Il trionfo della disuguaglianza

Pietro Calamandrei scriveva: “Per far vivere una democrazia non basta la ragione codificata nelle norme di una Costituzione democratica ma occorre, dietro di esse, la vigile, e operosa presenza del costume democratico che voglia e sappia tradurla, giorno per giorno, in concreta, ragionata è ragionevole realtà”.

Quello che oggi manca è proprio un’etica democratica, che abbia come punto di riferimento imprescindibile la solidarietà e l’equità.

Mettiamo che abbiamo a disposizione 7 miliardi di euro per la riduzione delle imposte, facciamo finta di non sapere che sono soldi presi in prestito che aumenteranno il debito pubblico. Il governo Draghi, sostenuto da quasi la totalità dei partiti di sinistra, centro e destra, dovrà decidere a chi distribuire questi miliardi, cioè a chi diminuire le tasse.

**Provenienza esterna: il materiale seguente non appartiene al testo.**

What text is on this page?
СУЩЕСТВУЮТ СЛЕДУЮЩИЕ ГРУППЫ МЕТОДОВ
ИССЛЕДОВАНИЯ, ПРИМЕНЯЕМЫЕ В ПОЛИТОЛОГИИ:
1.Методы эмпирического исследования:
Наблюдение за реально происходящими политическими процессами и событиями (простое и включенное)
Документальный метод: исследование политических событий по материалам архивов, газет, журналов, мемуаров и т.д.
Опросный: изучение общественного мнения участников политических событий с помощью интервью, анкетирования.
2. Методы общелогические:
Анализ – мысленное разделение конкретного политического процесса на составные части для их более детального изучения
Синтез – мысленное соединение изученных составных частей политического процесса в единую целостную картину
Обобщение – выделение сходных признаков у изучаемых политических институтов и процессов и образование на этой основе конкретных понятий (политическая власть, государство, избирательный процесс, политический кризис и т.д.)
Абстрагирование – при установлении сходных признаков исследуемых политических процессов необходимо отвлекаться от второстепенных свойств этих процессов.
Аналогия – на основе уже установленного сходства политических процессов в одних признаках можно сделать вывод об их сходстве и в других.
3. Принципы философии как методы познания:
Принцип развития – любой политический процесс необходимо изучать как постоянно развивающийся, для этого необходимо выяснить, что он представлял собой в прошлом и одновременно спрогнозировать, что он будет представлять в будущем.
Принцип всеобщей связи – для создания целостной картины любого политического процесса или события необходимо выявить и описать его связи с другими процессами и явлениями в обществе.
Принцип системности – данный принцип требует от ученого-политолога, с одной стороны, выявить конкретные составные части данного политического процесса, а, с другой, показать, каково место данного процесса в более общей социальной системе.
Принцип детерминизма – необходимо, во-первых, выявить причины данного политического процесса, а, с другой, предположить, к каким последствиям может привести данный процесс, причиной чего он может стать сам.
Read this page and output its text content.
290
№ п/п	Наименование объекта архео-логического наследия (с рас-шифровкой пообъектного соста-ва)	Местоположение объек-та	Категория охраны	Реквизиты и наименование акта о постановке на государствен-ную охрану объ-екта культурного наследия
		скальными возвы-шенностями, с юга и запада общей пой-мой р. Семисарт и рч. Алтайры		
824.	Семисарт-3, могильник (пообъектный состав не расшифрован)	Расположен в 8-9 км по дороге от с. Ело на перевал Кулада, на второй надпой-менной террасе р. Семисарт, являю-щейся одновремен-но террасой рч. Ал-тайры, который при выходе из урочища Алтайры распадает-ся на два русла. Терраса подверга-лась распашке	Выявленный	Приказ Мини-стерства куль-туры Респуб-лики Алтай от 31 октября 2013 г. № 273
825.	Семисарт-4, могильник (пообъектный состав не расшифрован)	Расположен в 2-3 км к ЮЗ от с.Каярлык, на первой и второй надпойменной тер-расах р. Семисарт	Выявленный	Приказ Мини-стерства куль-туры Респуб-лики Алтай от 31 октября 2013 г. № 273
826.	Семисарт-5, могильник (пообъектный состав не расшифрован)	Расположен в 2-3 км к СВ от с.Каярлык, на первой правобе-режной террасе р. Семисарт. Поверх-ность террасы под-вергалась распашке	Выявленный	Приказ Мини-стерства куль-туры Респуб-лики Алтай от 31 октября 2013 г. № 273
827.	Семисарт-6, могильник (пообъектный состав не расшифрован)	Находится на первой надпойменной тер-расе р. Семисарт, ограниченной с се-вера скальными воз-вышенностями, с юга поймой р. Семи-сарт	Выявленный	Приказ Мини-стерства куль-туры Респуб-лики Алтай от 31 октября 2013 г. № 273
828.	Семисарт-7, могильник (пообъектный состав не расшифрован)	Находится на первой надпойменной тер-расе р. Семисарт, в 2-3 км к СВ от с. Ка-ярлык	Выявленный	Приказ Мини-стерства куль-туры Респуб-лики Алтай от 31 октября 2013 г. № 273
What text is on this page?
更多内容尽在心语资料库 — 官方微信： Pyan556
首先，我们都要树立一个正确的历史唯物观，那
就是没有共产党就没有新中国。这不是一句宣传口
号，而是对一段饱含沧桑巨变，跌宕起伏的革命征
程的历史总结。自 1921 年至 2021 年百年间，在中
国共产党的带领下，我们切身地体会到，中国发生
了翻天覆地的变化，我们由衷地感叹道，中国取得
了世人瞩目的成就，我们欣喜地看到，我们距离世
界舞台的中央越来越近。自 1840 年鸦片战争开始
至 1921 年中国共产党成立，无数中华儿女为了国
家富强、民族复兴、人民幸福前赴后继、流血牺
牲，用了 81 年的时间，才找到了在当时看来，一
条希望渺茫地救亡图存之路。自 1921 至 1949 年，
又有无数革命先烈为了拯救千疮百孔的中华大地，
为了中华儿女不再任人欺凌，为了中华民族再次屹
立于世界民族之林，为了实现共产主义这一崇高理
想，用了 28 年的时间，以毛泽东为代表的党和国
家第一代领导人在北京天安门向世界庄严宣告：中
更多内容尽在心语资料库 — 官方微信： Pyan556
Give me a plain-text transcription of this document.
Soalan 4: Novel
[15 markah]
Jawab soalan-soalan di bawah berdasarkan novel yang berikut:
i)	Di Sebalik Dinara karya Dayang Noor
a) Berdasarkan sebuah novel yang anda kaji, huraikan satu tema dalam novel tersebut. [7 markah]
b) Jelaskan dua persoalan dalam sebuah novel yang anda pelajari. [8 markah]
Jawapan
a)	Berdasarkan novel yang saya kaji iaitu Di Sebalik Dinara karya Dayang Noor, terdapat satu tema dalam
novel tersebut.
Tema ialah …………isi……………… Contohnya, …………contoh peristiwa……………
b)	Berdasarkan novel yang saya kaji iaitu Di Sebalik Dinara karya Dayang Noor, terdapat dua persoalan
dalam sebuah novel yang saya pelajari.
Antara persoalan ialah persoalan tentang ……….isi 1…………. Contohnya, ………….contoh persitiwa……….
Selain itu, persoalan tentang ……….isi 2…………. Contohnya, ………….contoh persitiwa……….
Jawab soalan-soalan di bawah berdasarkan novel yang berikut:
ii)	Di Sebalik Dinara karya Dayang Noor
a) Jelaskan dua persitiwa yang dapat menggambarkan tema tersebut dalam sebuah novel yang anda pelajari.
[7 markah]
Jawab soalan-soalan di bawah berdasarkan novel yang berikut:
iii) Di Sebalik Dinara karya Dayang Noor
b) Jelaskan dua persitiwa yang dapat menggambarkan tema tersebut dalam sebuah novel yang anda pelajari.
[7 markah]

Dopo tante discussioni, audizioni, confronti, dibattiti e convegni, padronali e confindustriali, si è giunti ad un accordo, quasi unanime, con il solo dissensò della Cgil e Uil che hanno proclamato uno sciopero generale, contro questa ipotesi di accordo. Ci sarà un motivo, che cercheremo di spiegare, anche perché così come si presenta, questo accordo sulla riduzione delle imposte, è il trionfo della disuguaglianza. Abbiamo citato Calamandrei per sottolineare quanto sia ingiusto, sperequativo e non solidale, l’accordo sulla riduzione del cuneo fiscale. Logica vorrebbe che la diminuzione delle imposte fosse inversamente proporzionale al reddito dichiarato. Invece, la prima cosa cosa che si evince è che ai redditi fino a 15mila euro vengono dati zero euro. Si, zero euro. Eppure è la fascia dei contribuenti più poveri, con aliquota invariata al 23%. Oltre i 15mila euro il risparmio fiscale inizia a crescere e raggiunge il massimo con un reddito di 50mila euro, con un risparmio di 920 euro di minor imposte. Poi decresce fino a 270 euro di risparmio per redditi superiori a 75mila euro. Da notare che il reddito medio dei contribuenti italiani è di 26mila euro che avrebbe un risparmio di soli 220 euro. Così facendo le disuguaglianze aumentano. E vedremo perché? L’accordo prevede che nel 2022 gli scaglioni dell’Irpef da 5 diventino 4 e che nel 2023 diventino 3. È del tutto evidente che la riduzione degli scaglioni è tendenzialmente in contrasto con la progressività costituzionale delle imposte. Ricordiamo che 50 anni fa con l’entrata in vigore dell’Irpef gli scaglioni erano 50. Lentamente, anno dopo anno, siamo tornati allo Statuto Albertino, che prevedeva la tassazione proporzionale, cioè la flat tax per tutti. Che questo oggi avvenga con il consenso di tutte le forze politiche è sconcertante. Come se tutti volessero aumentare la forbice della disuguaglianza, abbandonando i poveri alla loro miseria e povertà. Non una parola si leva in loro difesa, solo le parole di Papa Francesco condannano la ricchezza che genera povertà, fame e guerre. È difficile comprendere come si sia arrivati a questo punto, cioè, approvare una riforma che genera disuguaglianza e povertà, con il consenso di tutte le forze politiche, che non conoscono le parole di Calamandrei che ci invitava ad una ragionata e ragionevole realtà, giorno per giorno, affinché ognuno potesse avere ciò di cui aveva bisogno per vivere dignitosamente, senza essere schiavo di nessuno ma fratello di tutti.